Colgo infatti l’occasione per commentare l’elocutio e dunque proporre anche un po’ di lezioni di stile. E faccio anche la strega indovina (d’altronde, parlo di fiabe…): se qualcuno scrive bene chiedo se ha un genitore insegnante, se ha avuto ottimi docenti di italiano o se ha frequentato il liceo classico. Ebbene, indovino sempre, suscitando negli studenti stupore e in me un insieme di sensazioni: l’orgoglio di fare un mestiere che insegna a esprimersi in modo corretto, coerente, chiaro; e insieme l’amarezza nei confronti di un sistema scolastico diseguale (altro che «tutti gli usi delle parole a tutti», come affermava Gianni Rodari). D’altronde ho insegnato alle “professionali” e conosco bene la fatica di convincere gli studenti a impegnarsi in un laboratorio di parole.

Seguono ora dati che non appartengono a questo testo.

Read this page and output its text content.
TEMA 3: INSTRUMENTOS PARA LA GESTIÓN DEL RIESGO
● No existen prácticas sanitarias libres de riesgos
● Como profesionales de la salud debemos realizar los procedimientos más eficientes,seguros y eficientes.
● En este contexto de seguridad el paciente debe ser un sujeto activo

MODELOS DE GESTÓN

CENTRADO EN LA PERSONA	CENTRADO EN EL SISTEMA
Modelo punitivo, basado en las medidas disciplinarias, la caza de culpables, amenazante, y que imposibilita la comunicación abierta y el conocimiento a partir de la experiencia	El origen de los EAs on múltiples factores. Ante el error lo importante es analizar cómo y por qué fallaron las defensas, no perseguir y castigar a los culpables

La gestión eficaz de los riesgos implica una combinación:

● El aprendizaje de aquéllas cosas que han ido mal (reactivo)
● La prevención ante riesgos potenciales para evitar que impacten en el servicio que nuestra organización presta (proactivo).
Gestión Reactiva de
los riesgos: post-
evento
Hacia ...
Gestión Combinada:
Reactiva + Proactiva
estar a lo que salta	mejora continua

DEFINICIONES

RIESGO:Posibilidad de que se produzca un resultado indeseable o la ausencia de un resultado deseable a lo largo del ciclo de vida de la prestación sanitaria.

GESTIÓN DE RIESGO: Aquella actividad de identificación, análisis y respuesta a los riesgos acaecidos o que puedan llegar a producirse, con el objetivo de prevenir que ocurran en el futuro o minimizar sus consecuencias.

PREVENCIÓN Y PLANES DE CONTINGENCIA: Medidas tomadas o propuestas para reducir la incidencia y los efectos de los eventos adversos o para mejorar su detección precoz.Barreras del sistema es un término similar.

Eppure, alla fine, prevale in me la fiducia nella scuola, nell’università, nei colleghi di ogni ordine e grado e negli studenti; in breve tempo siamo tutti impegnati a garantire che la cultura esiste e può essere trasmessa e condivisa, sempre. Perciò, ogni giorno, sono felice di leggere pagine e pagine di risposte che mostrano l’immaginario dei giovani (la loro memoria, per dirla con la retorica): accanto alla letteratura, propongono serie televisive, graphic novel, canzoni, film; inventano finali differenti per le favole e le fiabe della tradizione; inviano Ted Talks che divertono o commuovono in modo pertinente; insomma dialogano (loro sì) in modo attivo e partecipe.
E allora? L’entusiasmo di studentesse e studenti mi ha contagiato. E mi sto reinventando di nuovo: con un’actio differente, ormai per il dopo Pasqua. Sarò sincrona e non più asincrona; video e non più audio; dialogica e non più monologica: riparto con una nuova inventio, ce la posso fare; ho già scaricato “zoom” e fatto le prove. Ce la devo fare, ce la dobbiamo fare, tutti insieme, in questo anno “bisesto e funesto”.